En este mundo triste, tan necesitado de una palabra nueva, ha surgido una voz distinta. El papa Francisco deslumbró en su gira por Cuba y Estados Unidos. Y más allá de los cuestionamientos que aparecen por cosas que no dijo o no hizo en esta gira, es innegable el gran impacto que ha causado en los países que visitó y en el mundo entero.
Un profeta no es el que sabe adivinar el futuro, sino que el levanta su voz para mostrar lo que quizás no aparece evidente a simple vista, pero que, mirando con atención, se puede ver. En esta gira, Francisco ha sido un profeta que denunció una vez más los graves problemas del mundo actual. Pero su denuncia no sonó a reproche o a queja pesimista, sino que fue una esperanzada invitación a pensar. Pensar sobre todo cuál puede ser el camino para revertir lo que conduciría a la destrucción y a la muerte, elegir y apostar por la cultura de la vida. Pensar caminos para hacer de este mundo un mundo mejor.
La fascinación mundial por el Papa no responde a su persona, sino a los ideales y los valores que representa: en definitiva el Evangelio de Jesús, el hijo de Dios, cuyo mensaje de amor universal sigue siendo respuesta y camino de vida para el mundo de hoy.
“Mi misión es construir puentes”, dijo el Papa en su discurso en el Capitolio, haciendo implícita referencia a la etimología latina de la palabra “pontífice”. En estos días hemos sido testigos de un puente que se ha empezado a construir. El Papa indicó: “Más importante que ocupar espacios es iniciar procesos”, por eso repite: “El tiempo es superior al espacio” (Cfr. Evangelii Gaudium 222). Creo entonces que lo menos importante es el lugar icónico, mediático o histórico del papa Francisco. Lo que de verdad cuenta aquí es lo que pone en marcha su mensaje, lo que empieza a crecer en los hombres y en las sociedades escuchando su palabra.
“Los hermanos sean unidos”, dijo en su discurso en la ONU, proponiéndonos el sueño de construir juntos un mundo de hermanos, el sueño de la fraternidad universal que de suyo aportaría un principio de solución para todos los conflictos.

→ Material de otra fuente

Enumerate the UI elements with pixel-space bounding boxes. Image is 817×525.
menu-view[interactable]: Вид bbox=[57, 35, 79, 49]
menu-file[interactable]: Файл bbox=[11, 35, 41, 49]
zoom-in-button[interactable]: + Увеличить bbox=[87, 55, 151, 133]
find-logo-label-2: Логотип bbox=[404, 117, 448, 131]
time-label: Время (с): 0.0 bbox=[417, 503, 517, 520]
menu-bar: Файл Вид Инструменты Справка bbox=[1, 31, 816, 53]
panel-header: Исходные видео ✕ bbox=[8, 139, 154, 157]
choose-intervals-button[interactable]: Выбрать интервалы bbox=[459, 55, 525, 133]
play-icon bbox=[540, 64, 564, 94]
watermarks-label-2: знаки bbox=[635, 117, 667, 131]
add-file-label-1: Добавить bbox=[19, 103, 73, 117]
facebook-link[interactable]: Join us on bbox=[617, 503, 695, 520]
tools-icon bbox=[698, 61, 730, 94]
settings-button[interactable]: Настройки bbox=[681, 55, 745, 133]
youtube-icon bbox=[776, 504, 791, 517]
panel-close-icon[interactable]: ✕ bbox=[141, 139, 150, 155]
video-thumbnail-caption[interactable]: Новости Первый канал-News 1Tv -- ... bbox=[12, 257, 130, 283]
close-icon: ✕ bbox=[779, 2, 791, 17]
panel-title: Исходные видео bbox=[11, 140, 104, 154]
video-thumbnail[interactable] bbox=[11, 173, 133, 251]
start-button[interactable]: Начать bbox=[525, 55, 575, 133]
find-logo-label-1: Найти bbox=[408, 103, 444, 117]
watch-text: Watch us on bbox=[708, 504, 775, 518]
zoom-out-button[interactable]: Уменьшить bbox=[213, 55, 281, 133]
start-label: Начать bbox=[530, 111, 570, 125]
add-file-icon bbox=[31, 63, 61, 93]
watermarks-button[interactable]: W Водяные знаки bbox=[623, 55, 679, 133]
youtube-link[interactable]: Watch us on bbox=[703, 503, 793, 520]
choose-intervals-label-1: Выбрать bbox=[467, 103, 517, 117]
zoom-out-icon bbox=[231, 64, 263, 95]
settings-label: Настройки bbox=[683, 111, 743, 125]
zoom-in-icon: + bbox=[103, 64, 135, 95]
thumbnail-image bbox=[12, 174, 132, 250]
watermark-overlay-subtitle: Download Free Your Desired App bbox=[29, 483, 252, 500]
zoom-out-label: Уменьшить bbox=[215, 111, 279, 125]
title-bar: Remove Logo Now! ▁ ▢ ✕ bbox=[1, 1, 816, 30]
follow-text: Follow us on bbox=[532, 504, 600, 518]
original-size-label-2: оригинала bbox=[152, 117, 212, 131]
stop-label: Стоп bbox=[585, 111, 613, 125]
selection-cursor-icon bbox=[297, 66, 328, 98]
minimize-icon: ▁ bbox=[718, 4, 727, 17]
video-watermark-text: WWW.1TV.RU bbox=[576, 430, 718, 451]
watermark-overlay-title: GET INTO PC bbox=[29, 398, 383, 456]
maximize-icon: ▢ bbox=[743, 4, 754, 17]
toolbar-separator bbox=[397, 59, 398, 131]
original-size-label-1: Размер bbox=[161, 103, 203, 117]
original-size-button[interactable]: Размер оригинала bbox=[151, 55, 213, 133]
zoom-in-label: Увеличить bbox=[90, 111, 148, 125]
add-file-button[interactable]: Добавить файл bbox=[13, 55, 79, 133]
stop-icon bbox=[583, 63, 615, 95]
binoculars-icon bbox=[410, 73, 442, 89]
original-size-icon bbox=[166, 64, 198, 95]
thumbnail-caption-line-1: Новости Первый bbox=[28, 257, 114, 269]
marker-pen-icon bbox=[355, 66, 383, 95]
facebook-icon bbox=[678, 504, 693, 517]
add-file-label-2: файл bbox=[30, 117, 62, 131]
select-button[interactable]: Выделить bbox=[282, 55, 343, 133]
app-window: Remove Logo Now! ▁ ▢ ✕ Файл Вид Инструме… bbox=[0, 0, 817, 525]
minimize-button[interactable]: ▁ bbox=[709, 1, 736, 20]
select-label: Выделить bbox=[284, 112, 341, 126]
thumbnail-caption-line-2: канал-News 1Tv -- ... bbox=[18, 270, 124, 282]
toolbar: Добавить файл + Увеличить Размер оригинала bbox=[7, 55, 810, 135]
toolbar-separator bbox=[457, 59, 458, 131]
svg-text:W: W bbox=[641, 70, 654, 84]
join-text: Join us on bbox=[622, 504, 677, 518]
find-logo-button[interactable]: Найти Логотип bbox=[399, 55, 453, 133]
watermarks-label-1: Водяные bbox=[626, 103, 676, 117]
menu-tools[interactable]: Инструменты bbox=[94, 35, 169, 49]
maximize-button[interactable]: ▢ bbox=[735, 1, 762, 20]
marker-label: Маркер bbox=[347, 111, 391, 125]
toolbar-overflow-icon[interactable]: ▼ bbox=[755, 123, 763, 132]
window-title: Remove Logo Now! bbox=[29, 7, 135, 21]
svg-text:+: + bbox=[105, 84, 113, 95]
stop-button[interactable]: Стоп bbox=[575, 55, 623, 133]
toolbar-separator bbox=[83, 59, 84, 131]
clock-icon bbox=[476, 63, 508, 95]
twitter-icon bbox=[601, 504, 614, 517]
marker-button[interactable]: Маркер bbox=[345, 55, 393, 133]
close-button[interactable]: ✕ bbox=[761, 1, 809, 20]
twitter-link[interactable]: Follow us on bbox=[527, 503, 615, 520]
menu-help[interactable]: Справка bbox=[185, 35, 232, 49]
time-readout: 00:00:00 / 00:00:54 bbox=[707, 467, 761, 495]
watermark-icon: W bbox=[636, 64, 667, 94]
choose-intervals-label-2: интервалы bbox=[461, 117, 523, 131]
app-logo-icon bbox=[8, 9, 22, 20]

Tal vez el viaje del Papa a Cuba y a Estados Unidos sea una imagen que condense todo su pontificado: Un papado consciente del espanto que nos une, pero esperanzado en el mañana que podemos construir desde el compromiso total con el presente. Un tiempo para empezar a construir en la conciencia de la humanidad un puente que nos lleve del espanto a la esperanza.